Tonight begins the Jewish festival of Tu-Bshvat. Traditionally, it is a more important festival in the Sephardi tradition. Here are some recipes collected by Ronit Treatman in the Philadelphia Jewish Voice:
The following Sephardic recipes are adapted from The Book of Jewish Food by Claudia Roden. These traditional Tu B’Shevat recipes are vegan, gluten-free, and diabetic friendly. They are very tactile, and require no cooking.
North African Date-Walnut Balls
- 1 Lb. dried dates
- 2 ½ cups toasted, chopped walnuts
- ½ cup toasted, ground walnuts
Place the dates in a food processor.
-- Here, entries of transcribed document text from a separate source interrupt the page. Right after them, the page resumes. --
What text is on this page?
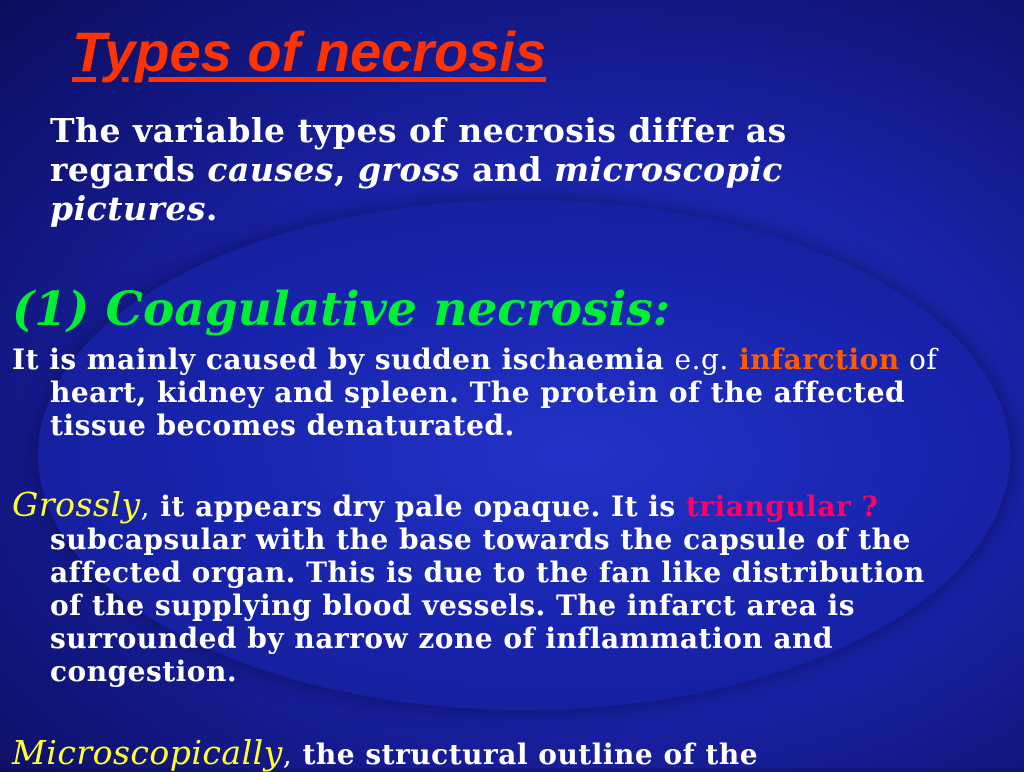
Types of necrosis

The variable types of necrosis differ as regards causes, gross and microscopic pictures.

(1) Coagulative necrosis:

It is mainly caused by sudden ischaemia e.g. infarction of heart, kidney and spleen. The protein of the affected tissue becomes denaturated.

Grossly, it appears dry pale opaque. It is triangular ? subcapsular with the base towards the capsule of the affected organ. This is due to the fan like distribution of the supplying blood vessels. The infarct area is surrounded by narrow zone of inflammation and congestion.

Microscopically, the structural outline of the
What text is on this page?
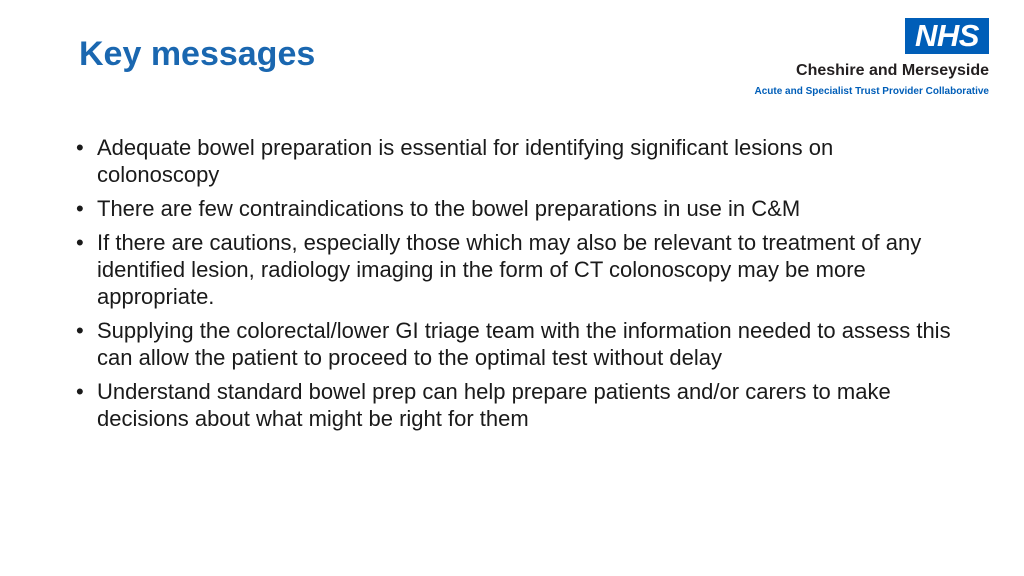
Key messages	NHS
Cheshire and Merseyside
Acute and Specialist Trust Provider Collaborative
• Adequate bowel preparation is essential for identifying significant lesions on colonoscopy
• There are few contraindications to the bowel preparations in use in C&M
• If there are cautions, especially those which may also be relevant to treatment of any identified lesion, radiology imaging in the form of CT colonoscopy may be more appropriate.
• Supplying the colorectal/lower GI triage team with the information needed to assess this can allow the patient to proceed to the optimal test without delay
• Understand standard bowel prep can help prepare patients and/or carers to make decisions about what might be right for them
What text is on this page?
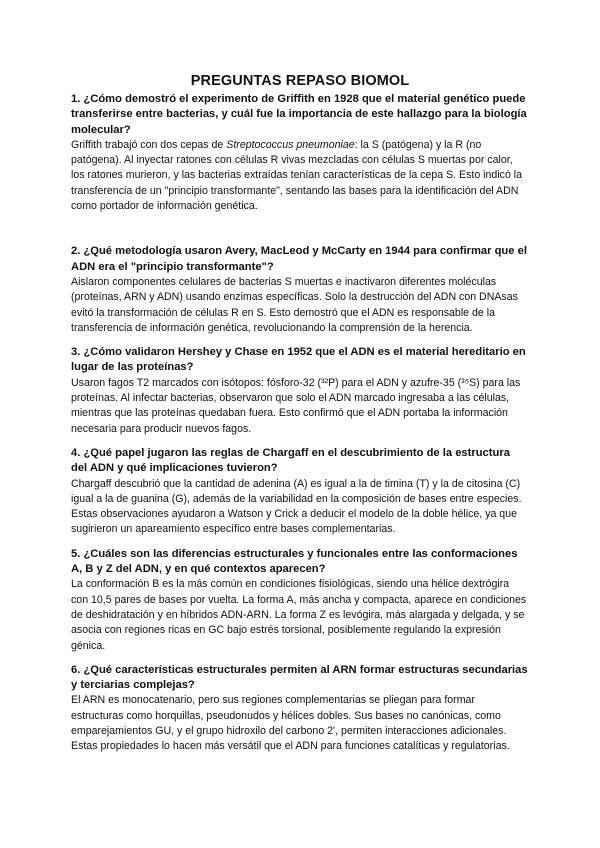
PREGUNTAS REPASO BIOMOL

1. ¿Cómo demostró el experimento de Griffith en 1928 que el material genético puede transferirse entre bacterias, y cuál fue la importancia de este hallazgo para la biología molecular?

Griffith trabajó con dos cepas de Streptococcus pneumoniae: la S (patógena) y la R (no patógena). Al inyectar ratones con células R vivas mezcladas con células S muertas por calor, los ratones murieron, y las bacterias extraídas tenían características de la cepa S. Esto indicó la transferencia de un "principio transformante", sentando las bases para la identificación del ADN como portador de información genética.

2. ¿Qué metodología usaron Avery, MacLeod y McCarty en 1944 para confirmar que el ADN era el "principio transformante"?

Aislaron componentes celulares de bacterias S muertas e inactivaron diferentes moléculas (proteínas, ARN y ADN) usando enzimas específicas. Solo la destrucción del ADN con DNAsas evitó la transformación de células R en S. Esto demostró que el ADN es responsable de la transferencia de información genética, revolucionando la comprensión de la herencia.

3. ¿Cómo validaron Hershey y Chase en 1952 que el ADN es el material hereditario en lugar de las proteínas?

Usaron fagos T2 marcados con isótopos: fósforo-32 (³²P) para el ADN y azufre-35 (³⁵S) para las proteínas. Al infectar bacterias, observaron que solo el ADN marcado ingresaba a las células, mientras que las proteínas quedaban fuera. Esto confirmó que el ADN portaba la información necesaria para producir nuevos fagos.

4. ¿Qué papel jugaron las reglas de Chargaff en el descubrimiento de la estructura del ADN y qué implicaciones tuvieron?

Chargaff descubrió que la cantidad de adenina (A) es igual a la de timina (T) y la de citosina (C) igual a la de guanina (G), además de la variabilidad en la composición de bases entre especies. Estas observaciones ayudaron a Watson y Crick a deducir el modelo de la doble hélice, ya que sugirieron un apareamiento específico entre bases complementarias.

5. ¿Cuáles son las diferencias estructurales y funcionales entre las conformaciones A, B y Z del ADN, y en qué contextos aparecen?

La conformación B es la más común en condiciones fisiológicas, siendo una hélice dextrógira con 10,5 pares de bases por vuelta. La forma A, más ancha y compacta, aparece en condiciones de deshidratación y en híbridos ADN-ARN. La forma Z es levógira, más alargada y delgada, y se asocia con regiones ricas en GC bajo estrés torsional, posiblemente regulando la expresión génica.

6. ¿Qué características estructurales permiten al ARN formar estructuras secundarias y terciarias complejas?

El ARN es monocatenario, pero sus regiones complementarias se pliegan para formar estructuras como horquillas, pseudonudos y hélices dobles. Sus bases no canónicas, como emparejamientos GU, y el grupo hidroxilo del carbono 2', permiten interacciones adicionales. Estas propiedades lo hacen más versátil que el ADN para funciones catalíticas y regulatorias.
Grind them into a paste, adding a little cold water if necessary.
When the dates are transformed into a paste, mix in the chopped walnuts.
Rub a little olive oil into your hands. This will prevent the paste from sticking to your fingers. Shape the paste into little balls.
Roll the date-nut balls in the ground walnuts to garnish.
Syrian Apricot-Pistachio Balls
- 1 Lb. dried apricots
- ½ cup toasted, chopped pistachios
- ½ cup toasted, ground pistachios
Prepare in the same manner as above for the Date – Walnut Balls.
The following recipe is from Jewish Spain. It is a celebration of the almond, the first tree that blooms in Israel in the springtime.
Judeo-Spanish Dates Stuffed With Marzipan
- Pitted dried dates
- 5 ½ cups toasted, ground almonds
- ½ lemon
- 3 drops of almond extract
- 2 cups of sugar
- 1-cup water
Bring to a boil the water, sugar, and juice of ½ lemon in a saucepan. Allow to boil for about 10 minutes. Add the almond extract and ground almonds. Stir well for about 3 minutes.
Lubricate your hands with a little olive oil, so the paste does not stick to your fingers.
Stuff the dates with the almond paste.